La destra radicale israeliana continua a dettare l’agenda politica, ma il vero elemento di inquietudine non sono tanto le sortite messianiche di Bezalel Smotrich, ministro delle Finanze e maggior disegnatore strategico della colonizzazione della West Bank, quanto l’azione diretta del primo ministro Benjamin Netanyahu. Se Smotrich insiste nel respingere ogni ipotesi di accordo sugli ostaggi Netanyahu appare sempre più isolato e determinato a consolidare il proprio potere, anche a costo di forzare l’assetto istituzionale del paese.
Sulla scena internazionale Trump ha confermato che gli Stati Uniti hanno bloccato un piano israeliano per colpire le installazioni nucleari iraniane. L’ex direttore del Mossad, Yossi Cohen, ha ammesso pubblicamente che l’intervento americano ha impedito ogni operazione militare. Trump, attraverso il suo emissario Steve Witkoff si muove verso un’intesa di principio con Teheran: non un accordo pieno, ma una bozza di agenda negoziale per evitare un conflitto immediato e costruire le basi per un’intesa futura.

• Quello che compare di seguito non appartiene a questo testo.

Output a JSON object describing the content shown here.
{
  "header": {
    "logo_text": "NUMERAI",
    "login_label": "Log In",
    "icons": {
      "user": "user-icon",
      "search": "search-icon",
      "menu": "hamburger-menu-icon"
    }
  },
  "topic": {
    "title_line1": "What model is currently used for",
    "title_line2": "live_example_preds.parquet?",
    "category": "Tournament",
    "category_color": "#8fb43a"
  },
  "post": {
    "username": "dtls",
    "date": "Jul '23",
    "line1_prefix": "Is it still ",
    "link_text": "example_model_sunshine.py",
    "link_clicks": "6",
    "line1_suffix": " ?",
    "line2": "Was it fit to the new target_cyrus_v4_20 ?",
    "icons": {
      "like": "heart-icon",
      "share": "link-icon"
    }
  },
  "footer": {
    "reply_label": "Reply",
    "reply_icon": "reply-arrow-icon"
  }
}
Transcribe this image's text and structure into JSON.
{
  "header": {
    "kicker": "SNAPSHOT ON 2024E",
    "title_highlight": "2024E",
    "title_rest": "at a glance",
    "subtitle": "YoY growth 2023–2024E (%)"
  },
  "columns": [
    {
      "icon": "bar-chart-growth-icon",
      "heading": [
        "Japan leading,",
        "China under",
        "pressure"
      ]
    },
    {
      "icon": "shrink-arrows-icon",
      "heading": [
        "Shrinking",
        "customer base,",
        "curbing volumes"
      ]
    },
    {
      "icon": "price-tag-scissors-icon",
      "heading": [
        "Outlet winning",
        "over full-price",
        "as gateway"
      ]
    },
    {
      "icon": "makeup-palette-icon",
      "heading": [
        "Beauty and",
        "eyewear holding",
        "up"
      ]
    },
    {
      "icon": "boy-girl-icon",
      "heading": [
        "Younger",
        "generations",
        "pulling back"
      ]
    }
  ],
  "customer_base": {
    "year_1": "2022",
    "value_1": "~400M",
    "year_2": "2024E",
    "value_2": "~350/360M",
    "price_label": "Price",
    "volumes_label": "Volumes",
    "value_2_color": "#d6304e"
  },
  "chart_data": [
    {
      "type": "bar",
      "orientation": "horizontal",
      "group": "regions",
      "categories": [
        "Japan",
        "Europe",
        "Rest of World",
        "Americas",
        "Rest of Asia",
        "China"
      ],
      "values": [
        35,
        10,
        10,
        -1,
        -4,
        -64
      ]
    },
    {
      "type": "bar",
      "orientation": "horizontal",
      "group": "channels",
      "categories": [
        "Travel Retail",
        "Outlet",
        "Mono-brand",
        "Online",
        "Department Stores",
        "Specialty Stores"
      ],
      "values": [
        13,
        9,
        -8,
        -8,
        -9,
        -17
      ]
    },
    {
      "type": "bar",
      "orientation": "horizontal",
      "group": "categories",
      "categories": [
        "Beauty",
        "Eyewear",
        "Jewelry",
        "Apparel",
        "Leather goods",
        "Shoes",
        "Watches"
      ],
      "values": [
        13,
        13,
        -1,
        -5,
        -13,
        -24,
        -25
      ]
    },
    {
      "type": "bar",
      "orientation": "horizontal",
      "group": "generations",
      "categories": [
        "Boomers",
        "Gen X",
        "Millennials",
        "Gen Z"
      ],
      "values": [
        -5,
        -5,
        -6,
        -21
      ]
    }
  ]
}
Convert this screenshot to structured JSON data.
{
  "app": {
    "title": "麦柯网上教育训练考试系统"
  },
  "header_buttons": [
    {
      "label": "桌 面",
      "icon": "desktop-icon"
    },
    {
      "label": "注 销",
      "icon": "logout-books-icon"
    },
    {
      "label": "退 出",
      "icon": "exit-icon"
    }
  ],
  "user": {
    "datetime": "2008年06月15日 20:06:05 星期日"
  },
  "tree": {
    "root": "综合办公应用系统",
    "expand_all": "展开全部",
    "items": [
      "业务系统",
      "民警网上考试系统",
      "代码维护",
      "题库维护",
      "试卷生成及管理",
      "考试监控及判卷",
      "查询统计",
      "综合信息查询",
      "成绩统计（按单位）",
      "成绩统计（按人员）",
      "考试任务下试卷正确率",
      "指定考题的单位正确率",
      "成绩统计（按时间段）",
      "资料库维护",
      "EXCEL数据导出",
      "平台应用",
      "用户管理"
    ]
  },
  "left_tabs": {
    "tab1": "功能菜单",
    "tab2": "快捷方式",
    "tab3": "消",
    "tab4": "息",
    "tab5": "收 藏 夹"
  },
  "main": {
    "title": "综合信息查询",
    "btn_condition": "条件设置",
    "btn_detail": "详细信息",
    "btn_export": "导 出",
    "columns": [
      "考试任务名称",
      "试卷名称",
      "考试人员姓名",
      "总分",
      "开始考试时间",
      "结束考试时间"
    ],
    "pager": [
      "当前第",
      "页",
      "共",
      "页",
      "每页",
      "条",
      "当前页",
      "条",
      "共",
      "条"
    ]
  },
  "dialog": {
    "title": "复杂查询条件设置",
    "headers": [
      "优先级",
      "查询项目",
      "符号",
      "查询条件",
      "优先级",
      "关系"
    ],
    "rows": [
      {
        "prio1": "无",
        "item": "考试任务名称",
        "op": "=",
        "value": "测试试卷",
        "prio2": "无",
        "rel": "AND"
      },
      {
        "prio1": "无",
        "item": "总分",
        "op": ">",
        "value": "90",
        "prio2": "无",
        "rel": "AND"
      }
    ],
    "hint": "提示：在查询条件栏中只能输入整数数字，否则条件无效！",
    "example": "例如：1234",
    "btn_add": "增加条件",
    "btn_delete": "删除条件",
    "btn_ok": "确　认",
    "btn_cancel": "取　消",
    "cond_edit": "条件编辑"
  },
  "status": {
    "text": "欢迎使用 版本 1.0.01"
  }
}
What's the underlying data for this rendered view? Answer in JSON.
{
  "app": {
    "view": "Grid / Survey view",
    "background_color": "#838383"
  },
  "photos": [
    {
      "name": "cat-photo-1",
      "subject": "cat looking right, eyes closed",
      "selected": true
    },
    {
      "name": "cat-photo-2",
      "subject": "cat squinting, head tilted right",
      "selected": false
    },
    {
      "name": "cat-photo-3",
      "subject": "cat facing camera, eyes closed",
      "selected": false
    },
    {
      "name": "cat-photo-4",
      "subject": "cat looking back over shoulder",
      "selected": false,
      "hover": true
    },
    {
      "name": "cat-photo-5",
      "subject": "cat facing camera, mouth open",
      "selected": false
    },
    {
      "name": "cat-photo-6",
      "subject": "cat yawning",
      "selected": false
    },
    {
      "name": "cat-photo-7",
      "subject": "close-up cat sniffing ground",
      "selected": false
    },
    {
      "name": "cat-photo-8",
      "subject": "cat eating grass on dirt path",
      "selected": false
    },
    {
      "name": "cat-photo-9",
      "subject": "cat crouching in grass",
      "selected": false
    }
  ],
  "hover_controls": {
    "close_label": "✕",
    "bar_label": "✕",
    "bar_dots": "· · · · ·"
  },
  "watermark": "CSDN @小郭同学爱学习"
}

Washington sembra inoltre disposta a tollerare un certo livello di arricchimento dell’uranio da parte dell’Iran, segnando un passo indietro rispetto alle posizioni precedenti.
Netanyahu spera ancora in un fallimento delle trattative che gli permetta di tornare all’opzione militare. Intanto Bibi ha scelto David Zini come nuovo capo dello Shin Bet, una nomina che ha suscitato polemiche e che potrebbe essere ostacolata dalla magistratura. Il premier è tuttora formalmente in conflitto d’interessi e i tempi burocratici potrebbero costringerlo a prorogare l’attuale direzione dell’intelligence, una soluzione che né lui né il diretto interessato sembrano voler accettare.
La repressione delle proteste interne si fa sempre più dura. Mentre le violenze dell’estrema destra vengono spesso ignorate, le manifestazioni della sinistra vengono affrontate con brutalità crescente da parte delle forze di polizia. Nel frattempo, ambienti vicini al governo alimentano false notizie sui negoziati per il rilascio degli ostaggi, tentando di attribuire al ministro Ron Dermer risultati ottenuti ben prima del suo ingresso nella squadra negoziale.
In questo clima, Netanyahu continua a cercare figure fedeli e malleabili ai vertici delle istituzioni, mentre il paese appare sempre più polarizzato, tanto sul fronte interno quanto su quello diplomatico.